Image of modern human and fossil hominin femurs
Femurs, from top to bottom: Homo erectus, life size and enlarged 3D print of Homo naledi, Paranthropus (two proximal fragments), Homo sapiens sapiens (two complete specimens).

Students were quite engaged with this lesson and there was considerable interest in printing other Homo naledi fossils. Claudia demonstrated the technology involved in creating 3D scans, manipulating the files with 3D software, and generating the print. The models produced of the femur took from 5 to 9 hours. We looked at the 3D files of the reconstructed skull and marveled at the software estimates of 60 hours to create a life sized 3D print. A number of the students were already quite familiar with the makerspace and the 3D technology and shared their own experiences with 3D scanning and printing.

Animated gif of a Neanderthal skull from La Chapelle-aux-Saints, France.
An animated gif of Marcellin Boule’s 1911 stereo card of the Neanderthal crania from La Chapelle-aux-Saints, from Lydia Pyne’s blog post on The Public Domain Review.

We learned at the end of September that this was not the first time 3D data for a fossil human had been publicly shared. In his 1911 publication on the Neanderthal skeleton excavated at the French site of La Chapelle-aux-Saints, Marcellin Boule included stereo views of the skull that could be viewed with a stereoscope. Lydia Pyne—in her terrific 2016 book Seven Skulls: The Evolution of the World’s Most Famous Human Fossils—talks about Boule’s work and the stereo views (also see her blog post that highlights free, online versions of Boule’s publication and animated gifs of the skull).

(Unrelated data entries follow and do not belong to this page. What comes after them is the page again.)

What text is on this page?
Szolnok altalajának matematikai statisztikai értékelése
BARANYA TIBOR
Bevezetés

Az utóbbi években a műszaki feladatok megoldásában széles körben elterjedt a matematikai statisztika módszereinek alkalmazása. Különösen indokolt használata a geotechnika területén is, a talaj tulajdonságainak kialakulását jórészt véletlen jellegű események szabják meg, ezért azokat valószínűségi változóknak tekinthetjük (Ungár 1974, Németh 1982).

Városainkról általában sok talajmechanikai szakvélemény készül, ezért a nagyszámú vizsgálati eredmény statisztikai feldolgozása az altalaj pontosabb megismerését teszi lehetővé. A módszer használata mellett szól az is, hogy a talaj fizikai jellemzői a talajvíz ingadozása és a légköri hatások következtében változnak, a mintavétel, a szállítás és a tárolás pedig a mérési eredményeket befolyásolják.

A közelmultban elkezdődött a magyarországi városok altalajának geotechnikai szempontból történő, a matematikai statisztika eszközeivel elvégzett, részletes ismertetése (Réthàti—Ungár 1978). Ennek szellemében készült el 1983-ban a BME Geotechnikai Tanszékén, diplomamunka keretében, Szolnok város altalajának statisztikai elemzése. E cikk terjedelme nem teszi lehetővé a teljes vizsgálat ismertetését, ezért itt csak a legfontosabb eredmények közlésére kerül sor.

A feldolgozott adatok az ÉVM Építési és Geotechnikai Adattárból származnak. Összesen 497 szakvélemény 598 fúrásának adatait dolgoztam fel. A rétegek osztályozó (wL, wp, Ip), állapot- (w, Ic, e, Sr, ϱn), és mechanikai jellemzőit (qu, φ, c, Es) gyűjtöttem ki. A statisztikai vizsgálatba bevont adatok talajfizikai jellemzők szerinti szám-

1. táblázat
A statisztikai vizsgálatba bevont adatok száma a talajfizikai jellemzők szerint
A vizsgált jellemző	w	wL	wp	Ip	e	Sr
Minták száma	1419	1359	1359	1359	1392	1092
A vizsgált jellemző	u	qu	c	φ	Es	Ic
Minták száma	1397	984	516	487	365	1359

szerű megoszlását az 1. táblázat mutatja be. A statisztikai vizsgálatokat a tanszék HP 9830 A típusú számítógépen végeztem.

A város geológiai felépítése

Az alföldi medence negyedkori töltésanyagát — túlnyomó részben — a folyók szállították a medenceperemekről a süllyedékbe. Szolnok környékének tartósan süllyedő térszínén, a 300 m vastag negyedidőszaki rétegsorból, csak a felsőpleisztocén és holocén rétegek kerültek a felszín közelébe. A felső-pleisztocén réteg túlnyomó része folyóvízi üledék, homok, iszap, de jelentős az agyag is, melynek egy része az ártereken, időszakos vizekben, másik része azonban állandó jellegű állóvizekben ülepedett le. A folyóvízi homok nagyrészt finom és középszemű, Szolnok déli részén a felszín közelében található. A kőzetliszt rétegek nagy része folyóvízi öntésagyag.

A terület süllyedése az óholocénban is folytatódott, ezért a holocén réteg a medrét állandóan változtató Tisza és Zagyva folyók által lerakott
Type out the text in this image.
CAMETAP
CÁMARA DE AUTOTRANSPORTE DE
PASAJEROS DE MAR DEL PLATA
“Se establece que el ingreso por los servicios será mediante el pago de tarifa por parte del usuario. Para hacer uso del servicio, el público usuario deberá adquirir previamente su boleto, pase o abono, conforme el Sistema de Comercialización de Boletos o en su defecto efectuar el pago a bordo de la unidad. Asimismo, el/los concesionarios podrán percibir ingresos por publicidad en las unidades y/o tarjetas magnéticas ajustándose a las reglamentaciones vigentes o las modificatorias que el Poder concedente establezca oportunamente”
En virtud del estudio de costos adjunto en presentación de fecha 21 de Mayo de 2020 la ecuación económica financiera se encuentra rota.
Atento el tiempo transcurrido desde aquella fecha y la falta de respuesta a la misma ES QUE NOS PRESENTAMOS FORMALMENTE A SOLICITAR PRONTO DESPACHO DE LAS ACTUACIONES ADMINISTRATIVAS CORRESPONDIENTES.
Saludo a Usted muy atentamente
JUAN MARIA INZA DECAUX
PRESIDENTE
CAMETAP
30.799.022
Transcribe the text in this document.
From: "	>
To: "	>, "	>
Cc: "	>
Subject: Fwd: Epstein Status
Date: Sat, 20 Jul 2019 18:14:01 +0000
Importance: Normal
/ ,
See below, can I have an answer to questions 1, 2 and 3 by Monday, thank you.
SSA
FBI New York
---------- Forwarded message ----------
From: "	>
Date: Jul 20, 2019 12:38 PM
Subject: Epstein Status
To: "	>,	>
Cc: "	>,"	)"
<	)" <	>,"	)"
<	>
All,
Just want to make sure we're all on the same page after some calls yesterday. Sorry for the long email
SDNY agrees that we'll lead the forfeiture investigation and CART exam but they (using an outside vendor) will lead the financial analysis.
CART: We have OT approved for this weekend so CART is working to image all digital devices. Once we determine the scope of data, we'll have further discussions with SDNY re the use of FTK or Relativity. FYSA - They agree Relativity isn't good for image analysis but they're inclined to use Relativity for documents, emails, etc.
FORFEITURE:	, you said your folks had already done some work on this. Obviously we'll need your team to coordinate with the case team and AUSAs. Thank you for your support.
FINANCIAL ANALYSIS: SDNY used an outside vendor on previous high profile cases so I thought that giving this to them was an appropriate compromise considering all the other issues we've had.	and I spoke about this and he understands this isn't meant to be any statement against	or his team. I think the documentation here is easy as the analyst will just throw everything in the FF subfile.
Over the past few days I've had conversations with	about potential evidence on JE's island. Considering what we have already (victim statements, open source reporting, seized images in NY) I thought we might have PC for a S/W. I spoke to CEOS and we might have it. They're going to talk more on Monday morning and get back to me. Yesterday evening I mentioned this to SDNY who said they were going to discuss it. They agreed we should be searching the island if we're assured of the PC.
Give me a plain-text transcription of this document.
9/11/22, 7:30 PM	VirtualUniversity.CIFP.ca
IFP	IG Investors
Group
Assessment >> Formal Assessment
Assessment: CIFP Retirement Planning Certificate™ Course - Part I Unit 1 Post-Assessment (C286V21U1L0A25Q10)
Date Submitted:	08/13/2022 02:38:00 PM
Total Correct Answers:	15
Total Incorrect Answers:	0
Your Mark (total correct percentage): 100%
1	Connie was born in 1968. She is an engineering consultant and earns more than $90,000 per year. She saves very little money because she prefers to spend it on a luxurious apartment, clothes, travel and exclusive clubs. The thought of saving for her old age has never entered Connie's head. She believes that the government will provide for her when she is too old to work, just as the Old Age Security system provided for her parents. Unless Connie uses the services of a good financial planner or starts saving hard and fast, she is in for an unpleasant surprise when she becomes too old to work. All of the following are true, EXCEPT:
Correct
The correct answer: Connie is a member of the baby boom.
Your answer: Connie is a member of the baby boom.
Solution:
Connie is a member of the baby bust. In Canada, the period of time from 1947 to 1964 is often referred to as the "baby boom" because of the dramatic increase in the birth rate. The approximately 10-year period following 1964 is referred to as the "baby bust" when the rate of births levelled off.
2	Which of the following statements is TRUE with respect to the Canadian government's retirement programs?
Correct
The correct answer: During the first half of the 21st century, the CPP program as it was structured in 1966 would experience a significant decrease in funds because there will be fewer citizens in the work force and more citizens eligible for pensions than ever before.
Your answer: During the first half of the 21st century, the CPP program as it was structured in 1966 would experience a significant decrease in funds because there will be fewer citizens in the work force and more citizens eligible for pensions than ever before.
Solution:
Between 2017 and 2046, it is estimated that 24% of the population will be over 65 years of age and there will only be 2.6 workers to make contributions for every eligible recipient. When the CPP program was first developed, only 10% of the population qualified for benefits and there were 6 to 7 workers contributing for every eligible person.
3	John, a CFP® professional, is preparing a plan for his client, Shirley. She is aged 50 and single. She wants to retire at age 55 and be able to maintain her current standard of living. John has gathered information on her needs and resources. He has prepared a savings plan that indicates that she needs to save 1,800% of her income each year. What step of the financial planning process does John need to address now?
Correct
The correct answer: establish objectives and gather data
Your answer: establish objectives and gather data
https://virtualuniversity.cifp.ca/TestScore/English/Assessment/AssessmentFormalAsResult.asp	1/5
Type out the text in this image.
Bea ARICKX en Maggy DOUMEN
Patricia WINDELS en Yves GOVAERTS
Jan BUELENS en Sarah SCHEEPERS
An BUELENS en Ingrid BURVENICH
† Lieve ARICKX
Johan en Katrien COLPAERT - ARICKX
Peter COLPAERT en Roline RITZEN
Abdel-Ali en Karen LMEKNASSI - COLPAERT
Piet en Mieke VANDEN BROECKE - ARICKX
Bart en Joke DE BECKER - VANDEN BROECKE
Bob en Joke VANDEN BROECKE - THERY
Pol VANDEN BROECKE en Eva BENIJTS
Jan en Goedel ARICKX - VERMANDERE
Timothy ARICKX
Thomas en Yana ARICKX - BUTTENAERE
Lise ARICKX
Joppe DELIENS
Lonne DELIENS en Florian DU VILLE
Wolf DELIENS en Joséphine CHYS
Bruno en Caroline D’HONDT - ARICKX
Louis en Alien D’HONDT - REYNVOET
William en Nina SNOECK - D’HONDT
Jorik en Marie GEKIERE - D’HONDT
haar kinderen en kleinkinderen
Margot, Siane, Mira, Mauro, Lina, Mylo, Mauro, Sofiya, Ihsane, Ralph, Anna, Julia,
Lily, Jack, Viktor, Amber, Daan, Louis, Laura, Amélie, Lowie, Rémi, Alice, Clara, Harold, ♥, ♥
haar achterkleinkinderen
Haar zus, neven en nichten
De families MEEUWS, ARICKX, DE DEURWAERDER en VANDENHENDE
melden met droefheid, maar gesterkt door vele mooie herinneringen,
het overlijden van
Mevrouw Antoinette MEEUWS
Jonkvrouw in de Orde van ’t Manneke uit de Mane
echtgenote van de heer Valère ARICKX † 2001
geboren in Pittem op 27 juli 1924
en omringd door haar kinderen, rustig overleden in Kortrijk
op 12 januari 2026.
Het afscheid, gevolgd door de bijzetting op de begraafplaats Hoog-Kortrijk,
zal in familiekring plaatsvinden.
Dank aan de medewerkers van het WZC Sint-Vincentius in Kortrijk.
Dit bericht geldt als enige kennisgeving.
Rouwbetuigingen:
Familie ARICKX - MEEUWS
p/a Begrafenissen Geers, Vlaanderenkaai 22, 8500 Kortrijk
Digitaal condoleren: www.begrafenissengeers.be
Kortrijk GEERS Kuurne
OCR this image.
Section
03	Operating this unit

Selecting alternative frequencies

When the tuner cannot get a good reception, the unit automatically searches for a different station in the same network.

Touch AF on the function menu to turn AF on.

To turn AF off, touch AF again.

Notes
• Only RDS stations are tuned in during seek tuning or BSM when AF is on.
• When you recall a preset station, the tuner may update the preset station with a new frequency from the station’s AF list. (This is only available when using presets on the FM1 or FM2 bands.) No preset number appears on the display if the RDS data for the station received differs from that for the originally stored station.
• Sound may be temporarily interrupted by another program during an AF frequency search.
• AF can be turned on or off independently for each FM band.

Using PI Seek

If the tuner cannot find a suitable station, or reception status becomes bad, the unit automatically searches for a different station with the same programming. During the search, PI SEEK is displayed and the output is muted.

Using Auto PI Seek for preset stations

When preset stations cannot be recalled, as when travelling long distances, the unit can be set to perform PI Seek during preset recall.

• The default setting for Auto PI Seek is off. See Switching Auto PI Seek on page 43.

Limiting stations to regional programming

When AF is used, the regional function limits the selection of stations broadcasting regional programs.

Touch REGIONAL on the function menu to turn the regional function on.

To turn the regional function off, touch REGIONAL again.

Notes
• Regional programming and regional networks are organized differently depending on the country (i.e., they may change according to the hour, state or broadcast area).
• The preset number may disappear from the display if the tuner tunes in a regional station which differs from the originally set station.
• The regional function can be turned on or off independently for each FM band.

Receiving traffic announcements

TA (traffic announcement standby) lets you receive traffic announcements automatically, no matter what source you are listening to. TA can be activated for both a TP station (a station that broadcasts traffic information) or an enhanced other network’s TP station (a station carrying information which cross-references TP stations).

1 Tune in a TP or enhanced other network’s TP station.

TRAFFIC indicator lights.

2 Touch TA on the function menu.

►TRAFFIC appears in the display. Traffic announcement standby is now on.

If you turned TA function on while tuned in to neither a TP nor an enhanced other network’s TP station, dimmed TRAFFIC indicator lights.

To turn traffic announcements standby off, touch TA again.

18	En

Unfortunately, it is difficult (or down right impossible) and expensive to obtain plaster casts or models of most human fossils. Hopefully the sharing of the Homo naledi 3D data will continue with future discoveries and with older fossils that exist in museum collections.

Conversations about the 3D print of the Homo naledi femur continued in classes well after the visit to the makerspace as we talked about the origins of bipedalism, its great antiquity to at least 6 or 7 million years ago and the fossil hominin Sahelanthropus tchadensis, and the multiplicity of ideas about the adaptive advantages and disadvantages of bipedalism in hominins (there are at least 13!).